May December
Todd Haynes, USA, 2023o
Vingt ans après que leur histoire d'amour ait fait la une de la presse, Gracie et son mari Joe, de 23 ans son cadet, se préparent à faire entrer leurs jumeaux à l'université. Lorsque l'actrice hollywoodienne Elizabeth passe du temps avec la famille parce qu'elle doit incarner Gracie dans un film, les conflits sous-jacents du couple remontent à la surface. De plus, l'actrice s'immisce de plus en plus dans la structure familiale.

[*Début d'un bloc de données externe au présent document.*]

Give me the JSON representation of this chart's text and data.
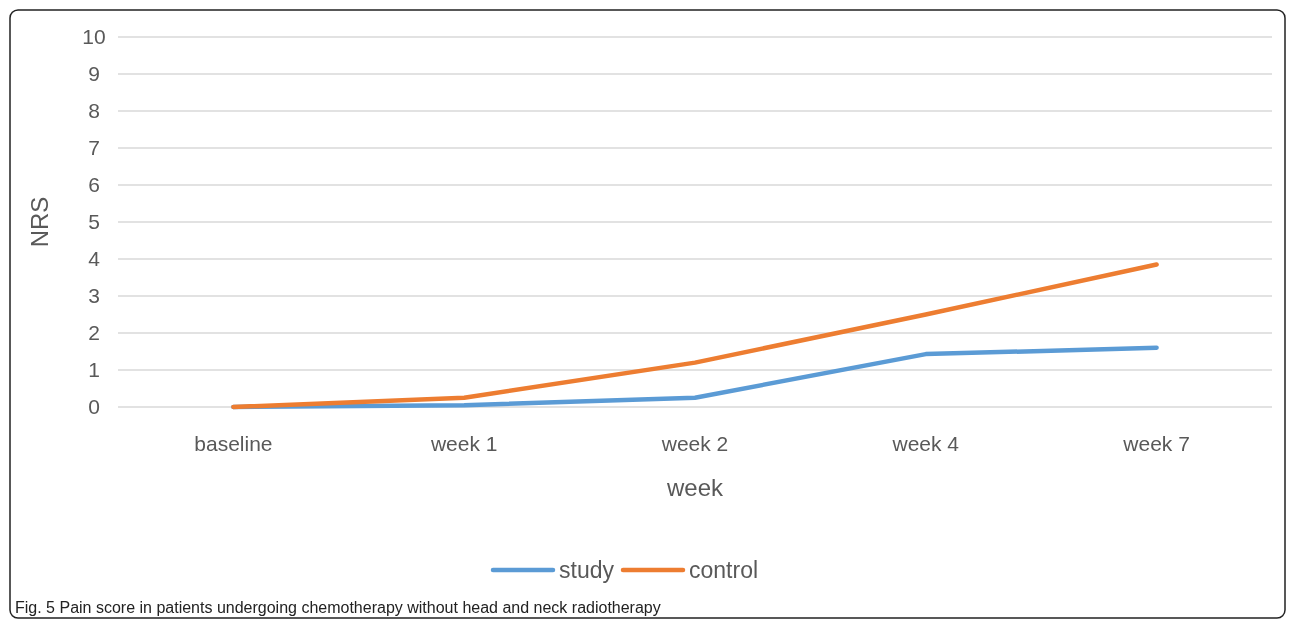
{
  "chart_data": {
    "type": "line",
    "xlabel": "week",
    "ylabel": "NRS",
    "categories": [
      "baseline",
      "week 1",
      "week 2",
      "week 4",
      "week 7"
    ],
    "series": [
      {
        "name": "study",
        "color": "#5b9bd5",
        "values": [
          0,
          0.05,
          0.25,
          1.43,
          1.6
        ]
      },
      {
        "name": "control",
        "color": "#ed7d31",
        "values": [
          0,
          0.25,
          1.2,
          2.5,
          3.85
        ]
      }
    ],
    "ylim": [
      0,
      10
    ],
    "yticks": [
      0,
      1,
      2,
      3,
      4,
      5,
      6,
      7,
      8,
      9,
      10
    ],
    "grid": "y",
    "legend": "bottom",
    "marker": "none",
    "line_style": "solid",
    "annotations": [
      "Fig. 5 Pain score in patients undergoing chemotherapy without head and neck radiotherapy"
    ]
  }
}
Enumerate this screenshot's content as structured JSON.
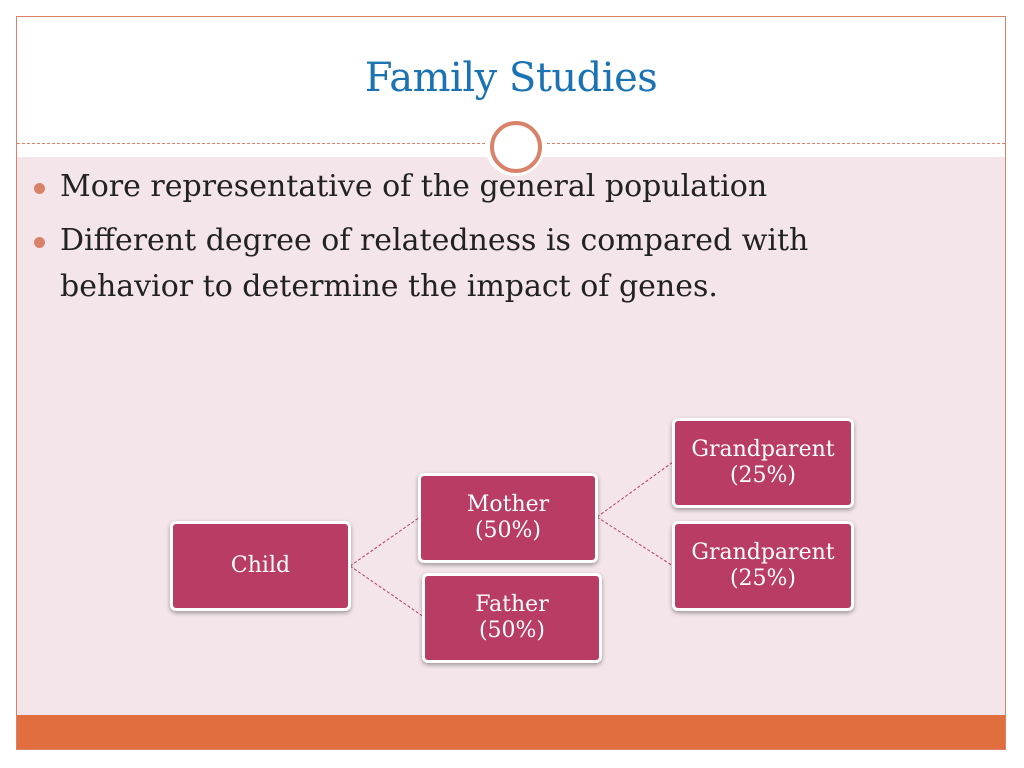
{
  "slide": {
    "title": "Family Studies",
    "bullets": [
      "More representative of the general population",
      "Different degree of relatedness is compared with behavior to determine the impact of genes."
    ]
  },
  "diagram": {
    "child": {
      "label": "Child"
    },
    "mother": {
      "label": "Mother",
      "share": "(50%)"
    },
    "father": {
      "label": "Father",
      "share": "(50%)"
    },
    "grandparent_1": {
      "label": "Grandparent",
      "share": "(25%)"
    },
    "grandparent_2": {
      "label": "Grandparent",
      "share": "(25%)"
    },
    "colors": {
      "node_fill": "#b93c64",
      "connector": "#b93c64",
      "accent": "#d9826a",
      "title": "#1b73b3"
    }
  }
}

Avec Far From Heaven (2002), Carol (2015) et la mini-série Mildred Pierce (2011), l'Américain Todd Haynes s'est fait connaître pour ses mélodrames aux personnages féminins complexes. Ces femmes cherchent à se libérer du carcan des idéaux familiaux, des représentations et des valeurs traditionnelles, mais se heurtent à un rejet féroce. À cet égard, May December est plus ambigu, dans la mesure où la protagoniste n'est pas une victime des contraintes sociales, mais évolue elle-même en zone trouble. Julianne Moore incarne une femme d'une soixantaine d'années dont la liaison avec un garçon de 13 ans, il y a vingt ans de cela, fit scandale et aboutit à une grossesse et à la naissance de deux enfants en prison. Vingt ans plus tard, le couple et ses trois enfants bientôt adultes reçoivent la visite d'une actrice (Natalie Portman), engagée pour incarner la protagoniste de cette histoire scandaleuse dans un film de fiction. Son enquête ébranle rapidement la fragile construction familiale, amenant le public à se demander qui observe et manipule qui, qui garde le contrôle et poursuit quels objectifs. Le récit est subtilement raconté, fascinant dans ses ambivalences, bien que la fin du film semble indécise. En tout cas, ne vous attendez pas à une résolution sans faille du drame familial ; May December relève plutôt du drame psychologique, laissant le public avec un sentiment dérangeant d'incertitude morale.